Deploying openLooKeng with High Availability(HA)

The openLooKeng HA solves single point failure of coordinators. Users can submit queries to any coordinator to balance the workloads.

Installing HA

openLooKeng with HA is required to be installed with minimum of 2 coordinators in the cluster. Make sure the time on all coordinators have been sync up. Please follow Deploying openLooKeng Manually or Deploying openLooKeng Automatically for basic installation.

Configuring HA

  • There are 2 mechanisms of configuring HA

    1. TCP-IP : Coordinators discover each other based on their seeds (ie. coordinator’s IP address).
    2. Multicast : Coordinators discover each other under the same network.
  • Multicast mechanism is not recommended for production since UDP is often blocked in production environments.

Configuring HA with TCP-IP

State Store Properties

Create an etc\state-store.properties property file inside both coordinators and workers installation directories.

State store is used to store states that are shared between coordinators and workers.

state-store.type=hazelcast
state-store.name=query
state-store.cluster=cluster1

hazelcast.discovery.mode=tcp-ip   
hazelcast.discovery.port=5701       #optional, the default port is 5701

The above properties are described below:

  • state-store.type: The type of the state store. For now, only support hazelcast.
  • state-store.name: User defined name of state store.
  • state-store.cluster: User defined cluster name of state store.
  • hazelcast.discovery.mode : The discovery mode of hazelcast state store, now support tcp-ip and multicast(default).
  • hazelcast.discovery.port : The user defined port of hazelcast state store to launch.

Seed Store Properties

Create an etc\seed-store.properties property file inside both coordinators and workers installation directories.

Seed store is used to store seeds of coordinators to discover each other.

seed-store.type=filebased
seed-store.filesystem.seed-dir=/tmp/openlookeng/ha
seed-store.filesystem.profile=hdfs-config-default

The above properties are described below:

  • seed-store.type: The type of the seed store. For now, only support filebased.
  • seed-store.filesystem.seed-dir: The directory to store seeds.
  • seed-store.filesystem.profile.: The name of filesystem configuration file under etc\filesystem directory.

Filesystem Properties

Create an etc\filesystem\hdfs-config-default.properties property file inside both coordinators and workers installation directories.
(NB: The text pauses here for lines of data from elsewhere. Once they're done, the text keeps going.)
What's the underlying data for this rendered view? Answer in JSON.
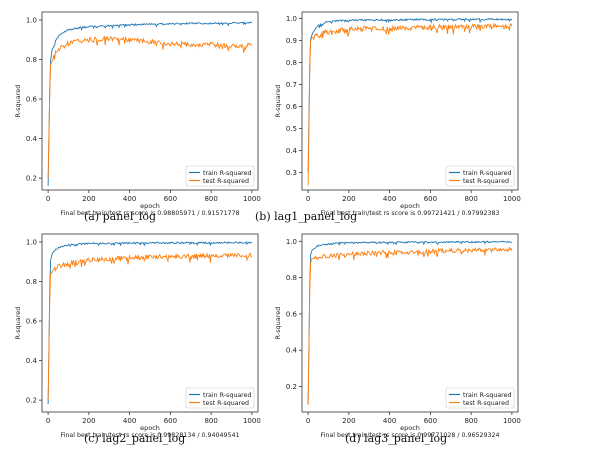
{
  "captions": [
    "(a) panel_log",
    "(b) lag1_panel_log",
    "(c) lag2_panel_log",
    "(d) lag3_panel_log"
  ],
  "chart_data": [
    {
      "type": "line",
      "xlabel": "epoch",
      "ylabel": "R-squared",
      "xticks": [
        0,
        200,
        400,
        600,
        800,
        1000
      ],
      "yticks": [
        0.2,
        0.4,
        0.6,
        0.8,
        1.0
      ],
      "xlim": [
        -30,
        1030
      ],
      "ylim": [
        0.14,
        1.04
      ],
      "legend_position": "bottom-right",
      "footer": "Final best train/test rs score is 0.98805971 /  0.91571778",
      "series": [
        {
          "name": "train R-squared",
          "color": "#1f77b4",
          "x": [
            0,
            10,
            20,
            40,
            60,
            100,
            150,
            200,
            300,
            400,
            500,
            600,
            700,
            800,
            900,
            1000
          ],
          "values": [
            0.16,
            0.78,
            0.85,
            0.9,
            0.93,
            0.95,
            0.96,
            0.965,
            0.97,
            0.975,
            0.978,
            0.98,
            0.982,
            0.983,
            0.984,
            0.985
          ]
        },
        {
          "name": "test R-squared",
          "color": "#ff7f0e",
          "x": [
            0,
            10,
            20,
            40,
            60,
            100,
            150,
            200,
            300,
            400,
            500,
            600,
            700,
            800,
            900,
            1000
          ],
          "values": [
            0.2,
            0.76,
            0.8,
            0.84,
            0.86,
            0.88,
            0.895,
            0.9,
            0.905,
            0.9,
            0.89,
            0.88,
            0.875,
            0.875,
            0.87,
            0.87
          ]
        }
      ]
    },
    {
      "type": "line",
      "xlabel": "epoch",
      "ylabel": "R-squared",
      "xticks": [
        0,
        200,
        400,
        600,
        800,
        1000
      ],
      "yticks": [
        0.3,
        0.4,
        0.5,
        0.6,
        0.7,
        0.8,
        0.9,
        1.0
      ],
      "xlim": [
        -30,
        1030
      ],
      "ylim": [
        0.22,
        1.03
      ],
      "legend_position": "bottom-right",
      "footer": "Final best train/test rs score is 0.99721421 /  0.97992383",
      "series": [
        {
          "name": "train R-squared",
          "color": "#1f77b4",
          "x": [
            0,
            10,
            20,
            40,
            60,
            100,
            150,
            200,
            300,
            400,
            500,
            600,
            700,
            800,
            900,
            1000
          ],
          "values": [
            0.3,
            0.9,
            0.93,
            0.96,
            0.975,
            0.985,
            0.99,
            0.992,
            0.993,
            0.994,
            0.995,
            0.995,
            0.996,
            0.996,
            0.997,
            0.997
          ]
        },
        {
          "name": "test R-squared",
          "color": "#ff7f0e",
          "x": [
            0,
            10,
            20,
            40,
            60,
            100,
            150,
            200,
            300,
            400,
            500,
            600,
            700,
            800,
            900,
            1000
          ],
          "values": [
            0.24,
            0.89,
            0.91,
            0.92,
            0.93,
            0.94,
            0.945,
            0.95,
            0.955,
            0.955,
            0.958,
            0.96,
            0.96,
            0.962,
            0.963,
            0.965
          ]
        }
      ]
    },
    {
      "type": "line",
      "xlabel": "epoch",
      "ylabel": "R-squared",
      "xticks": [
        0,
        200,
        400,
        600,
        800,
        1000
      ],
      "yticks": [
        0.2,
        0.4,
        0.6,
        0.8,
        1.0
      ],
      "xlim": [
        -30,
        1030
      ],
      "ylim": [
        0.14,
        1.04
      ],
      "legend_position": "bottom-right",
      "footer": "Final best train/test rs score is 0.99828134 /  0.94049541",
      "series": [
        {
          "name": "train R-squared",
          "color": "#1f77b4",
          "x": [
            0,
            10,
            20,
            40,
            60,
            100,
            150,
            200,
            300,
            400,
            500,
            600,
            700,
            800,
            900,
            1000
          ],
          "values": [
            0.18,
            0.9,
            0.94,
            0.965,
            0.975,
            0.985,
            0.99,
            0.992,
            0.993,
            0.994,
            0.995,
            0.995,
            0.996,
            0.996,
            0.997,
            0.997
          ]
        },
        {
          "name": "test R-squared",
          "color": "#ff7f0e",
          "x": [
            0,
            10,
            20,
            40,
            60,
            100,
            150,
            200,
            300,
            400,
            500,
            600,
            700,
            800,
            900,
            1000
          ],
          "values": [
            0.2,
            0.83,
            0.85,
            0.87,
            0.88,
            0.89,
            0.9,
            0.91,
            0.915,
            0.92,
            0.925,
            0.925,
            0.928,
            0.93,
            0.93,
            0.93
          ]
        }
      ]
    },
    {
      "type": "line",
      "xlabel": "epoch",
      "ylabel": "R-squared",
      "xticks": [
        0,
        200,
        400,
        600,
        800,
        1000
      ],
      "yticks": [
        0.2,
        0.4,
        0.6,
        0.8,
        1.0
      ],
      "xlim": [
        -30,
        1030
      ],
      "ylim": [
        0.06,
        1.04
      ],
      "legend_position": "bottom-right",
      "footer": "Final best train/test rs score is 0.99771028 /  0.96529324",
      "series": [
        {
          "name": "train R-squared",
          "color": "#1f77b4",
          "x": [
            0,
            10,
            20,
            40,
            60,
            100,
            150,
            200,
            300,
            400,
            500,
            600,
            700,
            800,
            900,
            1000
          ],
          "values": [
            0.1,
            0.92,
            0.95,
            0.97,
            0.98,
            0.985,
            0.99,
            0.992,
            0.993,
            0.994,
            0.995,
            0.995,
            0.996,
            0.996,
            0.997,
            0.997
          ]
        },
        {
          "name": "test R-squared",
          "color": "#ff7f0e",
          "x": [
            0,
            10,
            20,
            40,
            60,
            100,
            150,
            200,
            300,
            400,
            500,
            600,
            700,
            800,
            900,
            1000
          ],
          "values": [
            0.1,
            0.88,
            0.9,
            0.91,
            0.915,
            0.92,
            0.925,
            0.93,
            0.935,
            0.94,
            0.94,
            0.945,
            0.948,
            0.95,
            0.952,
            0.955
          ]
        }
      ]
    }
  ]
}
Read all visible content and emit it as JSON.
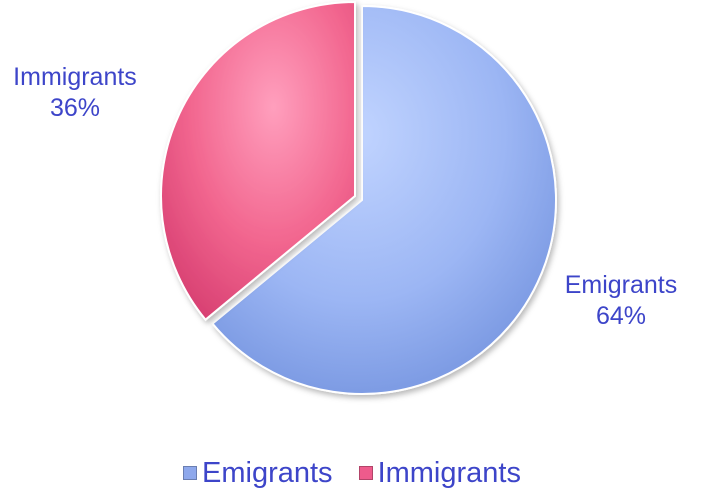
{
  "chart_data": {
    "type": "pie",
    "title": "",
    "slices": [
      {
        "label": "Emigrants",
        "value": 64,
        "display": "64%",
        "color": "#8ea8ec"
      },
      {
        "label": "Immigrants",
        "value": 36,
        "display": "36%",
        "color": "#ee5b8c"
      }
    ],
    "legend": {
      "position": "bottom",
      "entries": [
        "Emigrants",
        "Immigrants"
      ]
    }
  }
}
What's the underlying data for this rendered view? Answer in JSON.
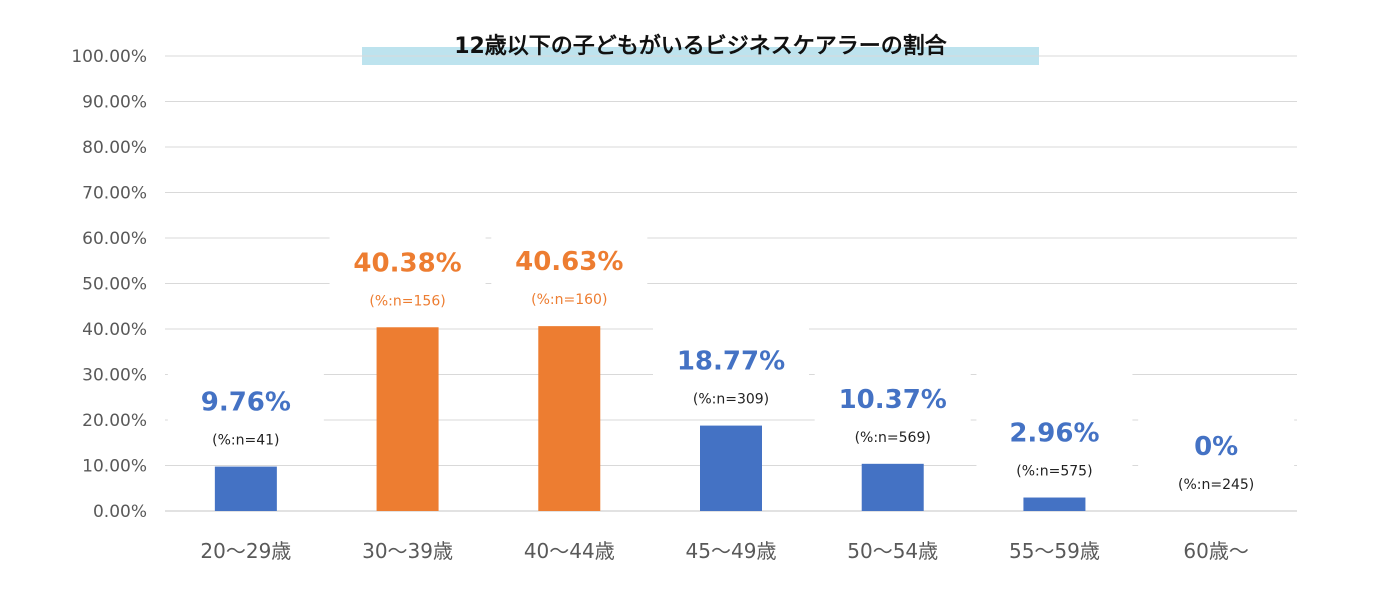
{
  "chart_data": {
    "type": "bar",
    "title": "12歳以下の子どもがいるビジネスケアラーの割合",
    "categories": [
      "20〜29歳",
      "30〜39歳",
      "40〜44歳",
      "45〜49歳",
      "50〜54歳",
      "55〜59歳",
      "60歳〜"
    ],
    "values": [
      9.76,
      40.38,
      40.63,
      18.77,
      10.37,
      2.96,
      0
    ],
    "value_labels": [
      "9.76%",
      "40.38%",
      "40.63%",
      "18.77%",
      "10.37%",
      "2.96%",
      "0%"
    ],
    "n_labels": [
      "(%:n=41)",
      "(%:n=156)",
      "(%:n=160)",
      "(%:n=309)",
      "(%:n=569)",
      "(%:n=575)",
      "(%:n=245)"
    ],
    "highlight": [
      false,
      true,
      true,
      false,
      false,
      false,
      false
    ],
    "yticks": [
      "0.00%",
      "10.00%",
      "20.00%",
      "30.00%",
      "40.00%",
      "50.00%",
      "60.00%",
      "70.00%",
      "80.00%",
      "90.00%",
      "100.00%"
    ],
    "ylim": [
      0,
      100
    ],
    "grid": true,
    "legend": "none",
    "colors": {
      "normal": "#4472c4",
      "highlight": "#ed7d31",
      "label_normal": "#4472c4",
      "label_highlight": "#ed7d31",
      "n_normal": "#222222",
      "n_highlight": "#ed7d31",
      "grid": "#d9d9d9",
      "title_band": "#bde3ee"
    }
  }
}
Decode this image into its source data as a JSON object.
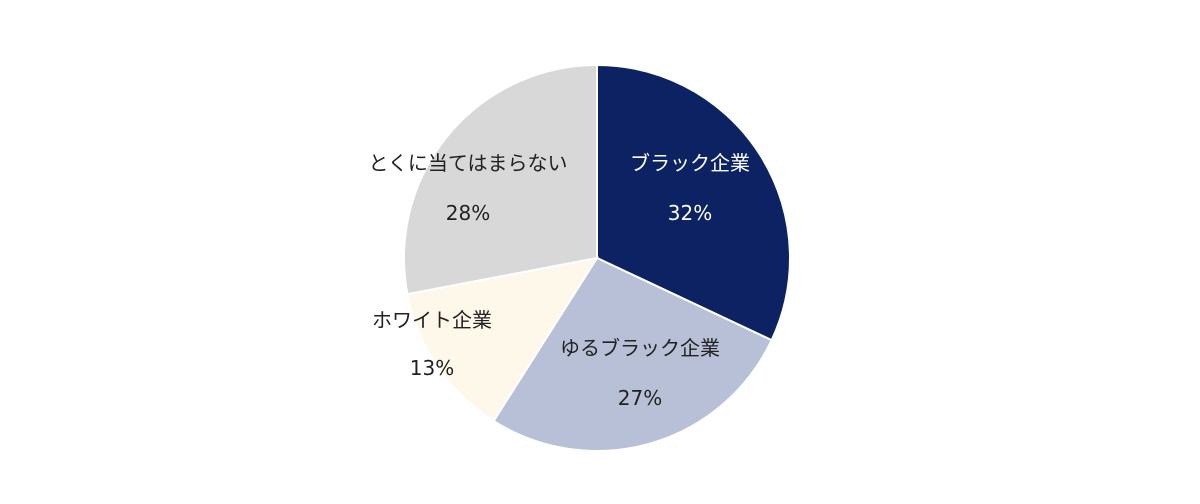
{
  "chart_data": {
    "type": "pie",
    "title": "",
    "start_angle_deg": 0,
    "direction": "clockwise",
    "slices": [
      {
        "label": "ブラック企業",
        "value": 32,
        "value_label": "32%",
        "color": "#0d2263",
        "text_color": "#ffffff"
      },
      {
        "label": "ゆるブラック企業",
        "value": 27,
        "value_label": "27%",
        "color": "#b7c0d6",
        "text_color": "#222222"
      },
      {
        "label": "ホワイト企業",
        "value": 13,
        "value_label": "13%",
        "color": "#fdf8ea",
        "text_color": "#222222"
      },
      {
        "label": "とくに当てはまらない",
        "value": 28,
        "value_label": "28%",
        "color": "#d8d8d8",
        "text_color": "#222222"
      }
    ],
    "legend": "none"
  }
}
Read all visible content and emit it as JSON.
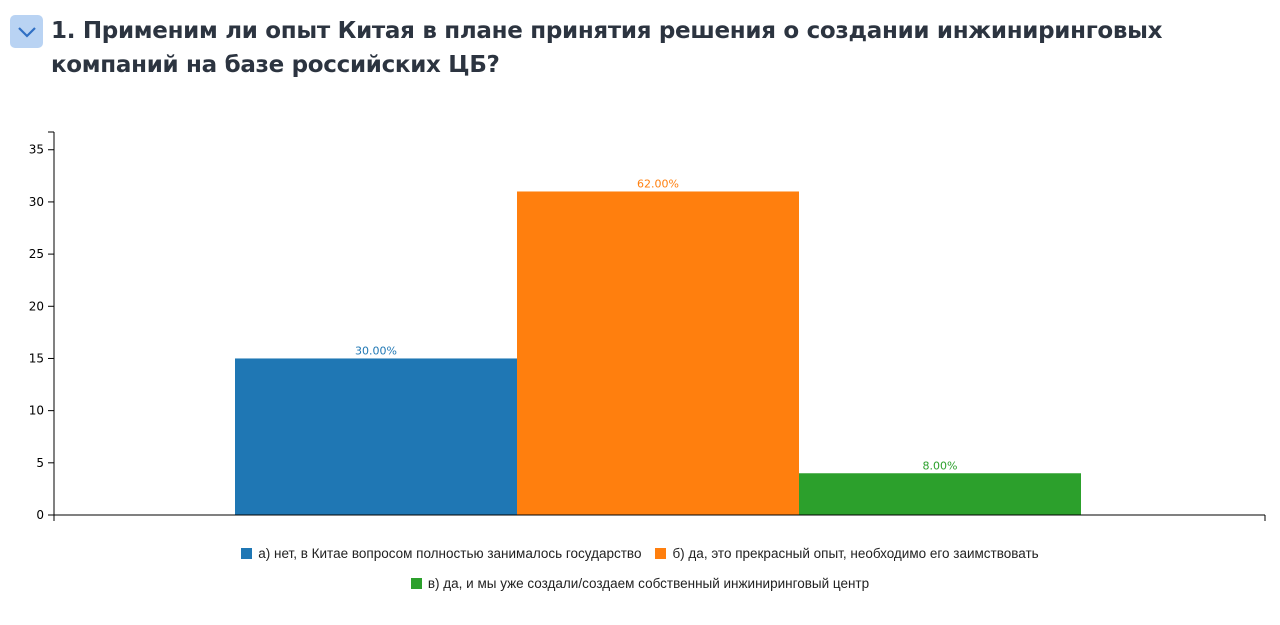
{
  "question": {
    "title": "1. Применим ли опыт Китая в плане принятия решения о создании инжиниринговых компаний на базе российских ЦБ?",
    "toggle_icon": "chevron-down-icon"
  },
  "chart_data": {
    "type": "bar",
    "title": "",
    "xlabel": "",
    "ylabel": "",
    "ylim": [
      0,
      36.7
    ],
    "yticks": [
      "0",
      "5",
      "10",
      "15",
      "20",
      "25",
      "30",
      "35"
    ],
    "legend_position": "bottom",
    "categories": [
      "а) нет, в Китае вопросом полностью занималось государство",
      "б) да, это прекрасный опыт, необходимо его заимствовать",
      "в) да, и мы уже создали/создаем собственный инжиниринговый центр"
    ],
    "values": [
      15,
      31,
      4
    ],
    "data_labels": [
      "30.00%",
      "62.00%",
      "8.00%"
    ],
    "colors": [
      "#1f77b4",
      "#ff7f0e",
      "#2ca02c"
    ]
  }
}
Filesystem is required to be distributed filesystem so that all coordinators and workers can access (ie. HDFS).

fs.client.type=hdfs
hdfs.config.resources=/path/to/core-site.xml,/path/to/hdfs-site.xml
hdfs.authentication.type=NONE
fs.hdfs.impl.disable.cache=true

The above properties are described in Filesystem Access Utilities.

Coordinator and Worker Properties

Add following configuration to etc/config.properties on all coordinators.

hetu.multiple-coordinator.enabled=true
hetu.embedded-state-store.enabled=true
hetu.seed-store.enabled=true

Add following configuration to etc/config.properties on all workers.

hetu.multiple-coordinator.enabled=true
hetu.seed-store.enabled=true

The above properties are described below:

  • hetu.multiple-coordinator.enabled: Multiple coordinator mode is enabled.
  • hetu.embedded-state-store.enabled: Allow coordinators to use embedded state store.
  • hetu.seed-store.enabled: Allow coordinator and worker to use seed store.

Configuring HA with Multicast

State Store Properties

Create an etc\state-store.properties file inside both coordinators and workers installation directories.

state-store.type=hazelcast
state-store.name=query
state-store.cluster=cluster1

hazelcast.discovery.mode=multicast  #optional, the default is multicast 
hazelcast.discovery.port=5701       #optional, the default port is 5701

Coordinator and Worker Properties

Add following configuration to etc/config.properties on all coordinators.

hetu.multiple-coordinator.enabled=true
hetu.embedded-state-store.enabled=true

Add following configuration to etc/config.properties on all workers.

hetu.multiple-coordinator.enabled=true

HA Cluster behind Reverse Proxy

To achieve the full benefit of HA, clients(ie. openLooKeng CLI, JDBC, etc) are encouraged to not connect to specific coordinators directly. Instead, they should connect to multiple coordinators through some sort of reverse proxy, for example through a load balancer, or a Kubernetes service. This allows the client to continue to work even if a specific coordinator is not working as expected.

Reverse Proxy Requirement

When the connection is made through a reverse proxy, it is required for a given client to connect to the same coordinator during the execution of a query. This is to ensure a constant heartbeat between the client and coordinator while that query is running. This can be achieved by enabling sticky connections, for example, Nginx’s ip_hash.

Configure Reverse Proxy Example (Nginx)

Please include configuration below in the Nginx configuration file (ie. nginx.conf).

http {
    ...  # Your own configuration
    upstream backend {
        ip_hash;
        server <coordinator1_ip>:<coordinator1_port>;
        server <coordinator2_ip>:<coordinator2_port>;
        server <coordinator3_ip>:<coordinator3_port>;
        ...
    }

    server {
        ... # Your own configuration
        location / {
            proxy_pass http://backend;
            proxy_set_header Host <nginx_ip>:<nginx_port>;
        }
    }
}